For fostering folk our response needs to be, first and foremost, informed. One needs to know how things are in the child's home background. But you don't have to worry about doing any research, one's supporting social workers - Blue Sky and Local Authority - provide regular updates.  They inform us with professional tact and accuracy. They're discreet but straightforward. If it's a case of them needing to say; "Isobel is in care for the long haul", they won't put it like that, they'll give you the facts; "Her mother is reported to be unlikely to take on parenthood again due to years of substance abuse that appears to have left her permanently damaged. Also there's a warrant out for her father who is holed up in the Costa del Somewhere."

The second thing to understand is the child's current wants and needs. The big thing here is that what one says is "age-appropriate", which is trickier than it sounds. I've looked after 7 year-olds who were more mature and wise than the average adult.
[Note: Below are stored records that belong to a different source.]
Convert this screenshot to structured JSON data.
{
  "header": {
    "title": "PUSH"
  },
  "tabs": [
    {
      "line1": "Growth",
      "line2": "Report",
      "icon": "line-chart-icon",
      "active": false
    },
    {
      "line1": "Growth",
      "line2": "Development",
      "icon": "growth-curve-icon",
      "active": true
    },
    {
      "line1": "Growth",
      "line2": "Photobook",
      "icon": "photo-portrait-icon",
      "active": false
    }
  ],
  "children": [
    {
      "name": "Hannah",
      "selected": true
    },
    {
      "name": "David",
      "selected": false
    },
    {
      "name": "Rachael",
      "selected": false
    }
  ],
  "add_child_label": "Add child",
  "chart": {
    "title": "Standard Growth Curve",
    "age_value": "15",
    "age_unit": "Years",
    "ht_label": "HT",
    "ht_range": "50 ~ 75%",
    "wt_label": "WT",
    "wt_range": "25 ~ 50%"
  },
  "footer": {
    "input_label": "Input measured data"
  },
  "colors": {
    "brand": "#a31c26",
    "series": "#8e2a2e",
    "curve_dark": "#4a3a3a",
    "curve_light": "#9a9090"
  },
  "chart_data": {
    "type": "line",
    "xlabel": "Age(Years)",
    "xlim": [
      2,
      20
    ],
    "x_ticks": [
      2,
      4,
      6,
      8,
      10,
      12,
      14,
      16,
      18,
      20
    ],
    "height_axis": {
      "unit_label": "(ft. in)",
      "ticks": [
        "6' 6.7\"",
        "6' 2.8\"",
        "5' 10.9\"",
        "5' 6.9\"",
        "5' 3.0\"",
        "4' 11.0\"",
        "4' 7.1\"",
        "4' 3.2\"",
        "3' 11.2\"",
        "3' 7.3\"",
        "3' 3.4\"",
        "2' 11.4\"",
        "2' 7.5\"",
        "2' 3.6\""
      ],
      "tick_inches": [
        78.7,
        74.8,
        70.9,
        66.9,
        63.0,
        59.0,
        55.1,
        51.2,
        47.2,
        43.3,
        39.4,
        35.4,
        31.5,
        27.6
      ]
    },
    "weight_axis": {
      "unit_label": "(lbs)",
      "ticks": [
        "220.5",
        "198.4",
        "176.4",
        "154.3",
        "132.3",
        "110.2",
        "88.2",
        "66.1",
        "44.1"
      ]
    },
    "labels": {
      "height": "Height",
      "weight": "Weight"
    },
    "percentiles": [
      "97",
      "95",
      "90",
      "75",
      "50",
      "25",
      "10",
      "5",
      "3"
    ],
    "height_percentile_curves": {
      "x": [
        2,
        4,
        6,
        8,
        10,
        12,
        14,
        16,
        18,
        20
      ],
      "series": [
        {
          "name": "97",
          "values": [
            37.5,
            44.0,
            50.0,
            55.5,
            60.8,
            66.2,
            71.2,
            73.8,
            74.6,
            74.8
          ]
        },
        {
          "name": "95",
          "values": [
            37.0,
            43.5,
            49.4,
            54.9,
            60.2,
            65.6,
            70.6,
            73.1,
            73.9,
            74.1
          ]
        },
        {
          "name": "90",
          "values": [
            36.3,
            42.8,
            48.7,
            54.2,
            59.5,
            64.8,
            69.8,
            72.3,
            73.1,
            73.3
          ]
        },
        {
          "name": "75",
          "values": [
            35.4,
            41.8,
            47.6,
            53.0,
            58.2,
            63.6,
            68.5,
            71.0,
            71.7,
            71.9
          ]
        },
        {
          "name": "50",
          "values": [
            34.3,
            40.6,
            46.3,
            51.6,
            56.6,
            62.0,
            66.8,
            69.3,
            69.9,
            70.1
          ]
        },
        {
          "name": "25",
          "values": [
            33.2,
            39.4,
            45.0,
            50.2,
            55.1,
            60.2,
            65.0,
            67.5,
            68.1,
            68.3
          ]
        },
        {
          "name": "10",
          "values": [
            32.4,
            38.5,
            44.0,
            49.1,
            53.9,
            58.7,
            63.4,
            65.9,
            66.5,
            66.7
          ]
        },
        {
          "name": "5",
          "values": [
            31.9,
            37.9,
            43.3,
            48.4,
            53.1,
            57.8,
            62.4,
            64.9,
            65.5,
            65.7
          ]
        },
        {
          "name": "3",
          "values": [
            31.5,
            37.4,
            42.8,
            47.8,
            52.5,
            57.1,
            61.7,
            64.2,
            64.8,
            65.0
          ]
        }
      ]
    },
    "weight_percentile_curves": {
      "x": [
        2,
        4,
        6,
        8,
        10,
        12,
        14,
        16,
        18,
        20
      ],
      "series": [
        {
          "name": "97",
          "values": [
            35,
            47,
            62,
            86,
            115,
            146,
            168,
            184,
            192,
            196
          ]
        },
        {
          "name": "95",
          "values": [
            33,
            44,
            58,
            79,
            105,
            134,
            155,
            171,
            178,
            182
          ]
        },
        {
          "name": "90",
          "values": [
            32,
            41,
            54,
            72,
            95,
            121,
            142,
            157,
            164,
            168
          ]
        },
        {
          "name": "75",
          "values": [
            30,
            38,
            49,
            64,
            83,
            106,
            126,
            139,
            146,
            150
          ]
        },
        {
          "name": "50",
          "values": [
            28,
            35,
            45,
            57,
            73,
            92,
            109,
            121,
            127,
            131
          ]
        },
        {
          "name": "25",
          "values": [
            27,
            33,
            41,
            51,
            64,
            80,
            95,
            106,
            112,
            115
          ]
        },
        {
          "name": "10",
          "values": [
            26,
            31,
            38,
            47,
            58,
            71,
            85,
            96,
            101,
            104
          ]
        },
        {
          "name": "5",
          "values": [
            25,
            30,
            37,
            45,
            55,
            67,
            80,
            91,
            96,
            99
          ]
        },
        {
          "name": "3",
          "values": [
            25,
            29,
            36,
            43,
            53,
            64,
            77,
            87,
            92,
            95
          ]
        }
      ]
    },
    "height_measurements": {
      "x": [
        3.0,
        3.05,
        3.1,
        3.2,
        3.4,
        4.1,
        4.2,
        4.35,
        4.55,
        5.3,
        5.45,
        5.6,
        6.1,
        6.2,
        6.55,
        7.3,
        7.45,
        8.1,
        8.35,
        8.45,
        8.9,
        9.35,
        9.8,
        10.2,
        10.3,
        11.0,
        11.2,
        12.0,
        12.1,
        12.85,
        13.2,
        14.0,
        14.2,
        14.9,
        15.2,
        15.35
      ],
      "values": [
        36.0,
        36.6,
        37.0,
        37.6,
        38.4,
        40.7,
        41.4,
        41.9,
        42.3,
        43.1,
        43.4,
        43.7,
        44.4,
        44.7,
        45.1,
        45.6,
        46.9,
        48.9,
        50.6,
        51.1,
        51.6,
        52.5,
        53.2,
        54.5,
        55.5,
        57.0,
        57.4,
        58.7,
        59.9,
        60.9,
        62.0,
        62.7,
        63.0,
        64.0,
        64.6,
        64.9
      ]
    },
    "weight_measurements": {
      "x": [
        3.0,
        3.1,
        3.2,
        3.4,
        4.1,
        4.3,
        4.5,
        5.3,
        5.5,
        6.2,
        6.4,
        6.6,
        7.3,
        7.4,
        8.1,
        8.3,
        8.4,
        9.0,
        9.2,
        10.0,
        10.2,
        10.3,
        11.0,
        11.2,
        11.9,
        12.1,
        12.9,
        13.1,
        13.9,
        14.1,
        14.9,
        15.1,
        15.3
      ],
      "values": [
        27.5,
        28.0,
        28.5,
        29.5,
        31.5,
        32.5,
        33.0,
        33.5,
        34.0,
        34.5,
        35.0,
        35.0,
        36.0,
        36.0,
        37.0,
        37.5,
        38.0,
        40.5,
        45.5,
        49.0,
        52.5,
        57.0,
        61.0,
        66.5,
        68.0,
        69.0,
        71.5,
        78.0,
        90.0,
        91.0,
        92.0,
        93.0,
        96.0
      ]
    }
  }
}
Then there are children that are vulnerable and require TLC in buckets.

Then you have to anticipate their reason for asking the question on each occassion. Every child has a subtly different trigger each time they ask. One big thing can be that often they are motivated by an urge to be there for, say, their mum or their sibs in case they're in danger or despair.

So. 

Kyle asks "When am I going home?"

He knows his parents are all over the place, there's been trouble with the police, paramedics, court cases and so on. 

So I reply:

"I'm not sure about the very latest news on you going home (True). It's what everyone's working on (also True). I know it's hard for you and that you miss your folks (very True). Your social workers are visiting soon and I'll get an update for you (yes, True again)."

Then I said something like;

"While I think of it, we've got a couple of body boards in the garage, but we'll need one more for the mini-break. Any chance you could find one on the internet that would suit you."

He belted off to surf the net in order to surf the ocean. A kids bodyboard you can get for £6.99, and we definitely needed one more. 

Feels a bit odd spending part of one's fostering allowance on a frippery.

Only, a frippery it ain't.

It was the teatime talk of holiday that triggered (I think) his thoughts of his home life. It was a risky link away from sadness, I guess I was trying to assuage any guilt he felt that he'd be wiggling his toes in the sand while the usual mayhem was going on back home. But…I wanted him to get positive about the holiday.

Kyle and his sibs, I'm informed, have never been on holiday.

Lots of kids in care feel guilty when they're having a good time. 

He's a lovely guy. 

It's a privilege to help him on his way.